При этом все ее тридцать три подбородка затряслись от праведного возмущения.
Я хотела сказать, кто еще из нас тут жрет, но Томас толкнул входную дверь и выпихнул меня на крыльцо. Но не отпустил. Вместо этого перехватил поудобнее и потащил дальше, к воротам.
Марша услужливо выскочила вперед и распахнула перед нами калитку:
– Давай, дядя Томас! Покажи этой гадине, что будет, если нас не уважать.
Меня бессовестно вытолкнули на улицу. Неудобные ботинки, на полтора размера больше положенного, подвели. Я зацепилась носком за камень, неуклюже взмахнула руками и под гадкий смех новой семейки распласталась поперек дороги.
Содранные коленки тут же защипало, а на зубах заскрипела горькая пыль. Я ударилась. Не так уж и больно, но обидно. И пока поднималась, прижимая ладонь к ушибленному месту, калитка за моей спиной захлопнулась, и проскрежетал тяжелый засов.
– Сволочи, – прохрипела я, с трудом отплевываясь от песка и оглядываясь по сторонам.
На улице было пусто, хотя еще пару минут назад, когда меня выталкивали из собственного дома, я успела заметить парочку соседок.
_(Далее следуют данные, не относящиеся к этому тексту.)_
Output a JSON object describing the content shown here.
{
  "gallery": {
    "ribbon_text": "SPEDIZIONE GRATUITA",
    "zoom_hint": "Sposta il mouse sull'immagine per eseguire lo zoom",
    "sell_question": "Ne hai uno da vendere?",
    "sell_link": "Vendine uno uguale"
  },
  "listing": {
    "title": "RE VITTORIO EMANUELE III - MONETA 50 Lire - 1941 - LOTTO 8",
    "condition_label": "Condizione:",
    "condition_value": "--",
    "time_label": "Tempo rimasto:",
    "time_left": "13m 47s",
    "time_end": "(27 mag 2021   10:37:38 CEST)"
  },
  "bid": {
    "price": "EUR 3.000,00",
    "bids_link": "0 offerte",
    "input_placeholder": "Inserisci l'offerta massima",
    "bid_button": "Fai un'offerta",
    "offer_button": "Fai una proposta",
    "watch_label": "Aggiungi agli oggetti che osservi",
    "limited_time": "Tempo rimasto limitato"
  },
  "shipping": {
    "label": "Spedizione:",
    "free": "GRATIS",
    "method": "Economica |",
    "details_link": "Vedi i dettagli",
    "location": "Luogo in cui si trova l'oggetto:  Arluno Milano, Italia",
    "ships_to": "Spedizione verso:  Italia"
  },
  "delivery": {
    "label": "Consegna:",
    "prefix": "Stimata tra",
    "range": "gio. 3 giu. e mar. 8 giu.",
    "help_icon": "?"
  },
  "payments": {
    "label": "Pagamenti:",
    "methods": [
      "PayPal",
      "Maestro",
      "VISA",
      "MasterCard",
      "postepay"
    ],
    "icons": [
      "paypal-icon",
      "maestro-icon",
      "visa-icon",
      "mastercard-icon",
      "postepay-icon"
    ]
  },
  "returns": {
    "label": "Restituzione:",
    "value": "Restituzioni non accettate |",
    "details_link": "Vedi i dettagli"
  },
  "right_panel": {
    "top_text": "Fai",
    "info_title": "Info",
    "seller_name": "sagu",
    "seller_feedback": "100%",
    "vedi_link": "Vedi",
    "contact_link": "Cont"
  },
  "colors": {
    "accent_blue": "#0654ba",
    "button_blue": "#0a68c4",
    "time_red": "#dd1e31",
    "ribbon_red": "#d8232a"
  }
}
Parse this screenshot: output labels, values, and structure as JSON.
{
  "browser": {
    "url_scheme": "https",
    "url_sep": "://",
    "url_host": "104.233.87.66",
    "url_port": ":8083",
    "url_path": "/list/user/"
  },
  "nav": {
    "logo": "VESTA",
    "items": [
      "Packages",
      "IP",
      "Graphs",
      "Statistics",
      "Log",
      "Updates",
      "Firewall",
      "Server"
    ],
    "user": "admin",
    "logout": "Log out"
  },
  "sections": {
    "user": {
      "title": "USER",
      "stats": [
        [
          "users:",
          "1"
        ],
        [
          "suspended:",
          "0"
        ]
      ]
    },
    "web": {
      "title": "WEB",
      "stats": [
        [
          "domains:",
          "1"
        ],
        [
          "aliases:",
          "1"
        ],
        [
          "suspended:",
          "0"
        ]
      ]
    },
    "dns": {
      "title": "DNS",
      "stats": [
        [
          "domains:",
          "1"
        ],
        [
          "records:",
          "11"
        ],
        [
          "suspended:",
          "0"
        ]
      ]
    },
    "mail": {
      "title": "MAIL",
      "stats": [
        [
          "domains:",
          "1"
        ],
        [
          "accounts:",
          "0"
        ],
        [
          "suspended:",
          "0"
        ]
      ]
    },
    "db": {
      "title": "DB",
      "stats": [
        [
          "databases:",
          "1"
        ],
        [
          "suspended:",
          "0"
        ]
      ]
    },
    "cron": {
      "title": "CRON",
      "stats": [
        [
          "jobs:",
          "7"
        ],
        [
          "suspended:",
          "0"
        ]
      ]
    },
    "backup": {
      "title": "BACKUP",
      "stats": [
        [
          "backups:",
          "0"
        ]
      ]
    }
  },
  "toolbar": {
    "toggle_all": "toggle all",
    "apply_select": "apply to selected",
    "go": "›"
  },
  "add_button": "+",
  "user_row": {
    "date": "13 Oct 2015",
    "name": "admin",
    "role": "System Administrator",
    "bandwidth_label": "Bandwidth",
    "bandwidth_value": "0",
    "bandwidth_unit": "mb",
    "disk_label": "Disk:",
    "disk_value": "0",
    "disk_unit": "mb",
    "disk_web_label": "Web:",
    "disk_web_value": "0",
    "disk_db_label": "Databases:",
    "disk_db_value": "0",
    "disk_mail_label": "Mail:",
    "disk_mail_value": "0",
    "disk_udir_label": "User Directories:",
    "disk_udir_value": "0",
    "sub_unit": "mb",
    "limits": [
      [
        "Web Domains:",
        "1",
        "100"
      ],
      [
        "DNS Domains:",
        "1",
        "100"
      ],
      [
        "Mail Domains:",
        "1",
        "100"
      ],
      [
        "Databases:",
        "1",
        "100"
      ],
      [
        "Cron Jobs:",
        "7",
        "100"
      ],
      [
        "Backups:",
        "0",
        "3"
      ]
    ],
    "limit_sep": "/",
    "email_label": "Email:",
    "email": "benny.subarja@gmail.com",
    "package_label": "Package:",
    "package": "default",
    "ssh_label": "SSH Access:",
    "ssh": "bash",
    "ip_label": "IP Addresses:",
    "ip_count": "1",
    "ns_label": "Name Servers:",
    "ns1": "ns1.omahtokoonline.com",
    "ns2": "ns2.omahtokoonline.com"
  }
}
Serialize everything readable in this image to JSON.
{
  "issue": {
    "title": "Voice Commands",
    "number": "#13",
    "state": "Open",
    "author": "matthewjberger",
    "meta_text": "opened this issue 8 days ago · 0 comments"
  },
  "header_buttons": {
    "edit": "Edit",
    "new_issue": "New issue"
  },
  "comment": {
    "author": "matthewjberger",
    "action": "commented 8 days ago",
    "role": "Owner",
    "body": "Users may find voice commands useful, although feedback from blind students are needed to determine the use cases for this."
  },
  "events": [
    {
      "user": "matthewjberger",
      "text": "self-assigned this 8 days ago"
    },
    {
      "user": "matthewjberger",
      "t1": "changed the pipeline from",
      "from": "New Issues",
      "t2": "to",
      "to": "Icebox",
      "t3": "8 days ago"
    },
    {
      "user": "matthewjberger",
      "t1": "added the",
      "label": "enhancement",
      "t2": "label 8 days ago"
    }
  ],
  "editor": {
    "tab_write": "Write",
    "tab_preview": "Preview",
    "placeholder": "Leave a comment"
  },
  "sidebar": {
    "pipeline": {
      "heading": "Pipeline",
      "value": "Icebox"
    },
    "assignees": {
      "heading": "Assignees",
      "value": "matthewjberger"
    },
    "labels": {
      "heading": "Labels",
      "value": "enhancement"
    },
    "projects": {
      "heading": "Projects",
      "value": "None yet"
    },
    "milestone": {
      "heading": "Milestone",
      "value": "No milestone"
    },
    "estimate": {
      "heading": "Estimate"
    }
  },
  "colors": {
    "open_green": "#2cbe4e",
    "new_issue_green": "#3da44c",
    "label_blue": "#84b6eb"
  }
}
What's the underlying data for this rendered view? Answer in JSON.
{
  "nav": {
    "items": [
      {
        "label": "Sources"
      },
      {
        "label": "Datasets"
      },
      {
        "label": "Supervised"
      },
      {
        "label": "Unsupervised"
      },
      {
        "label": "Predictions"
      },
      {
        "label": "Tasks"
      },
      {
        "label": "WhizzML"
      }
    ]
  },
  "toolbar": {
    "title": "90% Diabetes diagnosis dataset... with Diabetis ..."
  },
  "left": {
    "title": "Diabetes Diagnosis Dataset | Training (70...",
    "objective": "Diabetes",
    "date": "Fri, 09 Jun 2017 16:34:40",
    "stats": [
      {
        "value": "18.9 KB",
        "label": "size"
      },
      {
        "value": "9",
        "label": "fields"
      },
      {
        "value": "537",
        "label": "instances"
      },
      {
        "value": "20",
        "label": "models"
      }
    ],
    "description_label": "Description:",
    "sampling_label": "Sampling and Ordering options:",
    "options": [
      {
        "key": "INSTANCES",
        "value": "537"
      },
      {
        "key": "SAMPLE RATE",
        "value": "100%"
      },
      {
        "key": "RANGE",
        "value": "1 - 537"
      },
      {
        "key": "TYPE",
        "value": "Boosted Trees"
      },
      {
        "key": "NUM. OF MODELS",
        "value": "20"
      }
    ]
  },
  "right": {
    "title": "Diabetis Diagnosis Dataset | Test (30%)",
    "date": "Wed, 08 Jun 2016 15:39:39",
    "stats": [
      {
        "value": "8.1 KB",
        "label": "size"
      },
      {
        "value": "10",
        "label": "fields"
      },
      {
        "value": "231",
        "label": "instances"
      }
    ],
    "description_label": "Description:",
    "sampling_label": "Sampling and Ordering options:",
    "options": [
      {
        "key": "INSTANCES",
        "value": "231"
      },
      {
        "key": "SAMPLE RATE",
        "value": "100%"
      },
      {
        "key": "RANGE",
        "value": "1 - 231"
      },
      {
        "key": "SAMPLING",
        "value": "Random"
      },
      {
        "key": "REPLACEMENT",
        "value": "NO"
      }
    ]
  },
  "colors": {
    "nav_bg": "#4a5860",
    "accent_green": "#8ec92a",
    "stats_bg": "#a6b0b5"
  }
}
Теперь же не было никого – с мачехой никто не хотел связываться из-за дурного характера, а уж Томаса и вовсе предпочитали обходить десятой дорогой.
Заступиться за бесправную сироту было некому. Увы. Придется как-то бороться с несправедливостью самой.
Я попыталась открыть калитку, но она была заперта наглухо. Тогда я начала пинать ее, молотить ладонями по шершавым доскам и кричать:
– Откройте немедленно! Вы не имеете права так поступать! Это мой дом!
Где-то у соседей громко залаяла собака, поддерживая мое праведное возмущение.
– Откройте!
Конечно, никто из них не поспешил распахивать передо мной ворота.
Зато открылось окно и в нем сначала показалась необъятная грудь, а затем сияющая пухлая физиономия мачехи, за спиной которой маячили гадкие сестрицы и не менее гадкий рыжий Томас.
– Чего орешь?
– Вы не можете выгнать меня!
– Еще как можем, – улыбнулась она, – нам тут наглые приблудыши не нужны. Не хочешь работать – вали.
Я подошла ближе к окну и глухо прошипела:
– Приблудыш? А вы ничего не попутали, маменька? Этот дом изначально принадлежал моей родной матери…
– А ты докажи это, милочка, – осклабилась она, склоняясь ближе ко мне, – попробуй, а я с радостью посмотрю, как у тебя ни черта не получится.
Мне не понравилась ее уверенность и то, как за спиной хихикали Марша и Рут.
Кажется, у них были козыри в рукавах, о которых бедняжка Хлоя не имела ни малейшего понятия, ну и я вместе с ней.
– Я этого так не оставлю, – пообещала я.
– Ничего, вот когда поймешь, что никому ты не нужна и деваться тебе некуда, тогда дури и поубавится. Обратно приму, только если шелковой станешь. Поняла? Будешь сидеть на хлебе и воде, и в углу на коленях стоять, чтобы заслужить мое прощение.
– Знаете, что можете сделать со своим прощением?
– Похами мне еще тут! Мерзавка! – моментально взвилась мачеха. – Совсем от рук отбилась, бездарность серая. А знаешь, что? Хотела маменькиного добра? Вперед! У нее еще сарай в соседнем городке, вот туда и катись. А здесь чтобы ноги твоей не было! Пока все не осмыслишь и не приползешь на коленях с извинениями, даже на глаза мне попадаться не смей, – она с грохотом захлопнула окно, а потом, наградив меня мерзкой ухмылкой, еще и шторы задвинула.
А я осталась на улице. В старом платье, стоптанных ботинках и без средств к существованию.
Хорошо хоть на улице стояли ласковые солнечные деньки и погода радовала, а то бы пришлось совсем худо.
Стучаться дальше не было никакого смысла – только смешить мачеху и ее мерзких родственников, да трусливых соседей развлекать, поэтому я уныло поплелась прочь.